When Graham Weston bought a 32-story office tower on the West Side of downtown San Antonio in 1992 (and renamed it Weston Centre), the then 27-year-old entrepreneur never imagined that it would be the first piece of a sweeping transformation he’d lead in one of the nation’s fastest-growing cities. Nearly two and a half decades later, Weston, who grew up on a ranch near New Braunfels, is a billionaire cofounder of the San Antonio cloud computing company Rackspace. And the blocks surrounding Weston Centre form the heart of a thriving new tech district that his real-estate development company, Weston Urban, has stitched together by renovating multiple buildings and erecting new ones (including downtown’s first new office high-rise in 25 years). Then there are Weston’s philanthropic donations, such as a recent one to help fund a “massive expansion” of UTSA’s downtown campus. We mapped out a few key pieces of Weston’s downtown reinvention.

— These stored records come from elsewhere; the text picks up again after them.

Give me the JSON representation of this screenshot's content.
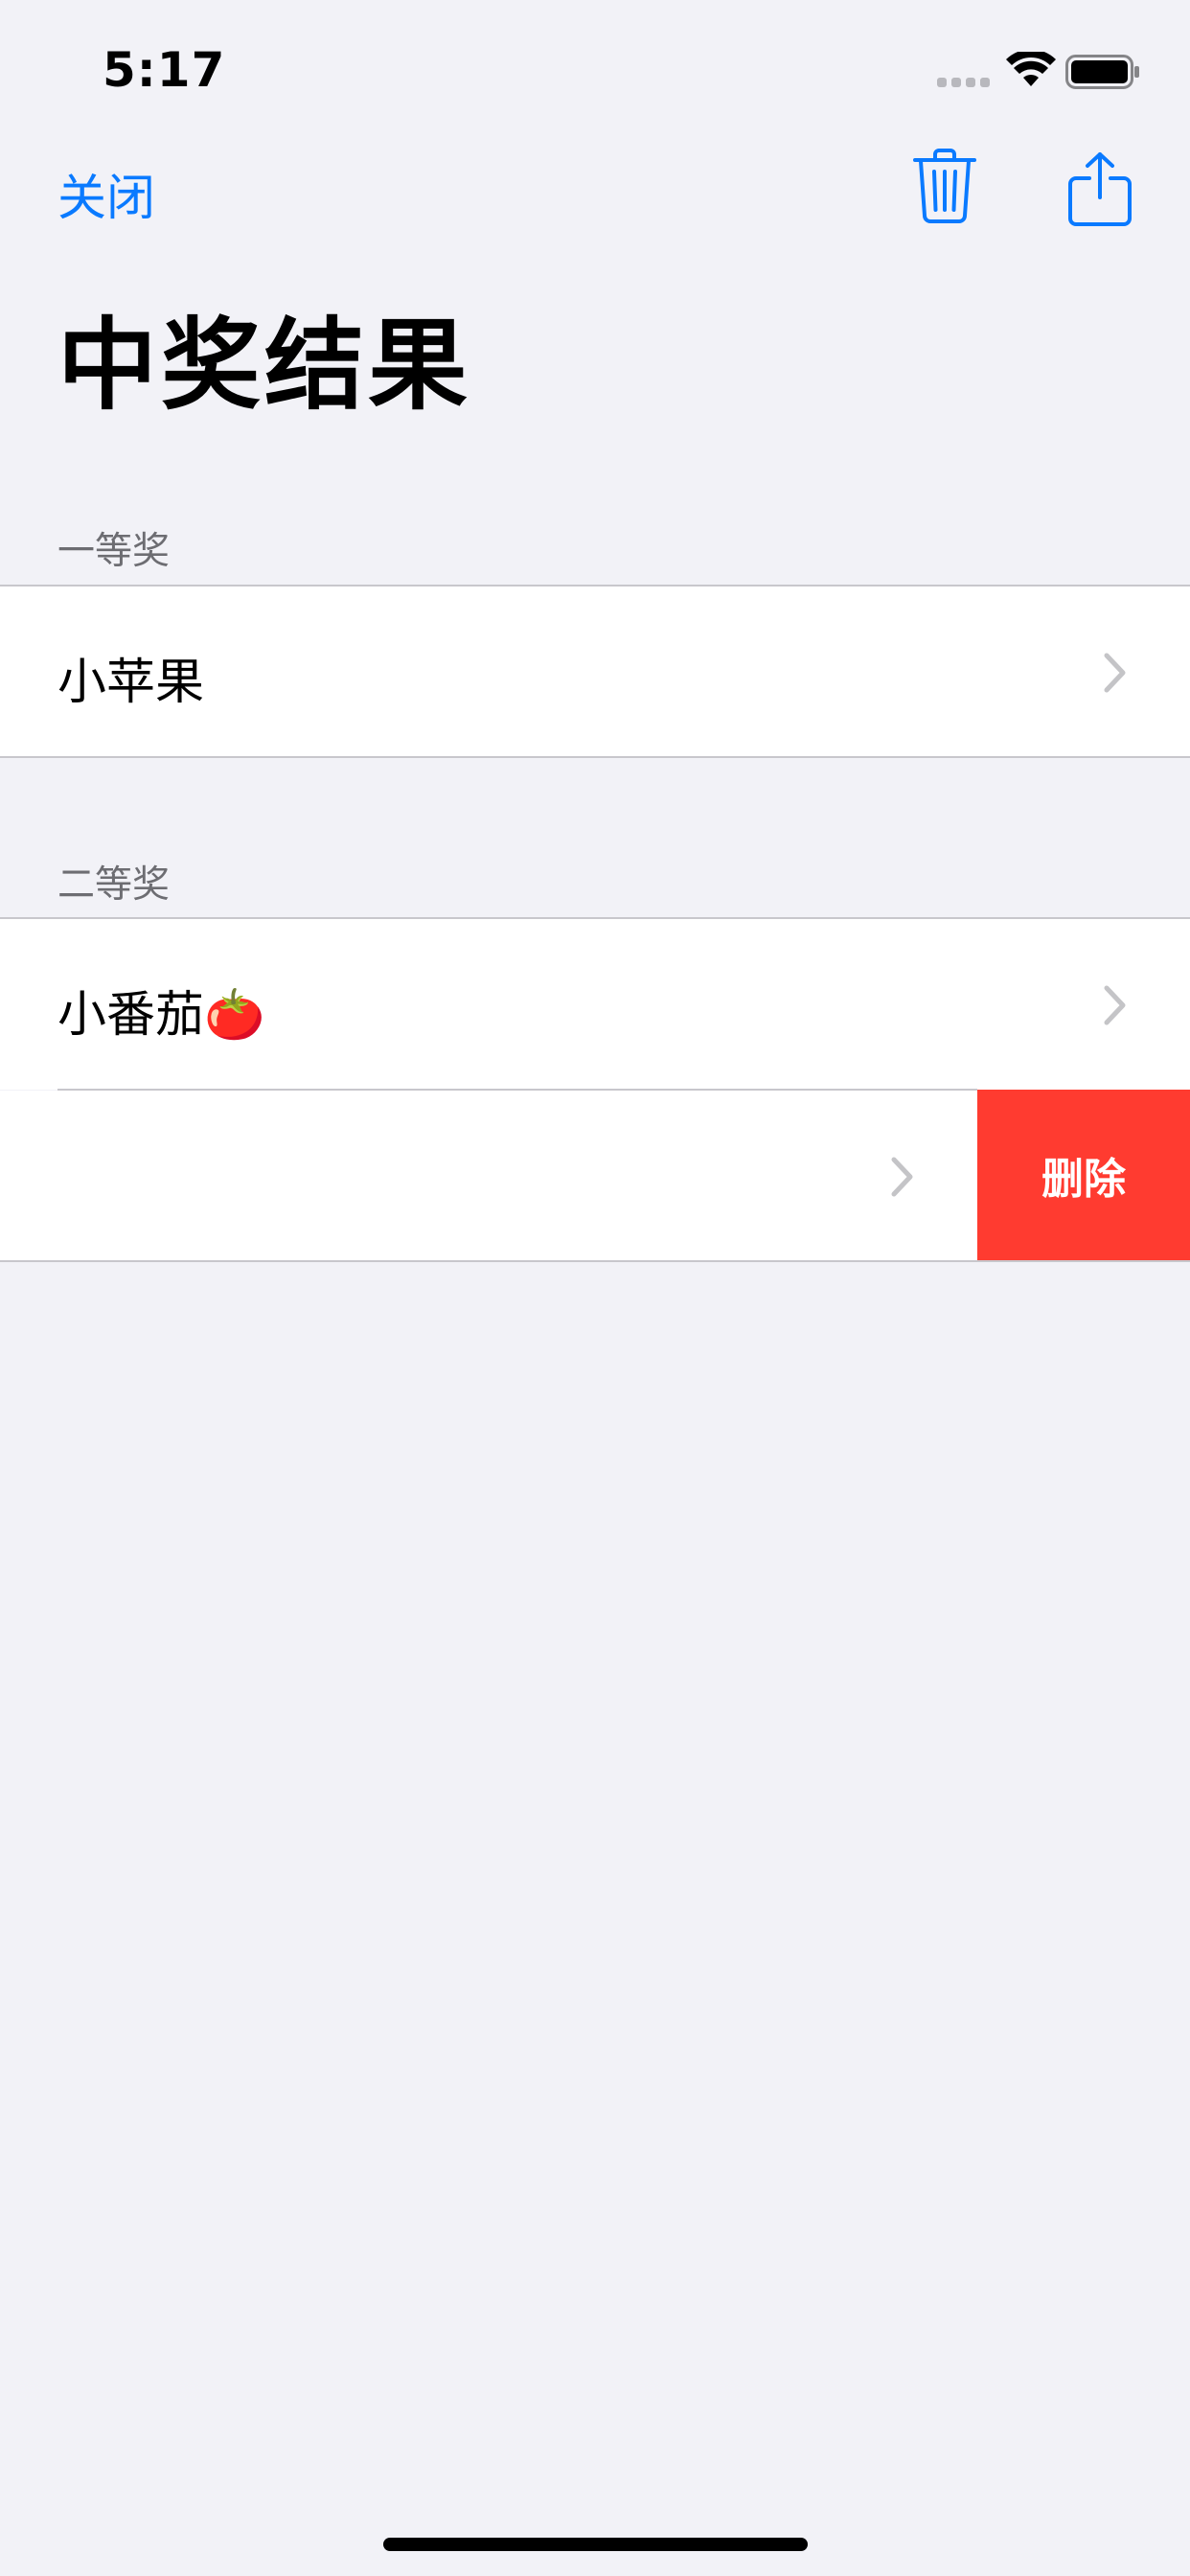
{
  "status_bar": {
    "time": "5:17"
  },
  "nav": {
    "close_label": "关闭"
  },
  "title": "中奖结果",
  "sections": [
    {
      "header": "一等奖",
      "rows": [
        {
          "label": "小苹果"
        }
      ]
    },
    {
      "header": "二等奖",
      "rows": [
        {
          "label": "小番茄🍅"
        },
        {
          "label": ""
        }
      ]
    }
  ],
  "swipe_action": {
    "label": "删除",
    "color": "#ff3b30"
  },
  "colors": {
    "accent": "#0a7aff",
    "background": "#f2f2f7",
    "separator": "#c8c7cc"
  },
  "icons": [
    "trash-icon",
    "share-icon",
    "chevron-right-icon",
    "wifi-icon",
    "battery-icon"
  ]
}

Graham Weston.Kara Kennedy

CAST Tech High School

In 2016 Weston joined H-E-B in helping to fund the creation of a new tech-focused magnet school downtown. Opened in 2017, the campus is the first in what the San Antonio Independent School District intends to become a citywide network called the Centers for Applied Science and Technology. Plans for two more centers are already under way on the city’s South Side.

San Pedro Creek

The creek runs through the new tech district, and as the city has worked to transform it into a smaller version of the River Walk, Weston has been buying nearby land with the purpose of building a mixed-use development. “We’re at the very beginning of the evolution of how the creek will influence downtown,” he says.

The Milam

Opened in 1928, the 21-story building was the nation’s first air-conditioned high-rise. Weston snapped it up in 2017, and it’s currently under renovation.

The Savoy

The three-story nineteenth-century building, purchased by Weston Urban in 2016 and fully renovated, is now “one-hundred-percent tech-focused,” Weston says.

Frost Bank Tower

The first new office high-rise in downtown San Antonio in a quarter century, the glassy and angular 23-story tower, developed by Weston Urban, is expected to open next summer.

The Rand Building

Roughly half of this structure is occupied by Geekdom, a tech-focused coworking space and start-up incubator that Weston launched in 2011. “Before Geekdom, there were a handful of tech companies scattered across the city, but there was no place the industry was concentrated, no place for like-minded people to connect,” he says. Google Fiber also has its San Antonio headquarters in the building, along with a Rackspace-owned tech education center called the Open Cloud Academy and multiple restaurants.

UTSA expansion

“This is the biggest thing to happen to downtown San Antonio in fifty years,” Weston says. His recent $15 million donation was the largest private gift the university has ever received and is part of a $200 million public-private investment aimed at more than doubling the number of students attending the downtown campus. Among other things, the expansion will establish a new school of data science—which will, of course, feed more tech workers into the area. “I can’t wait to see all those backpacks.”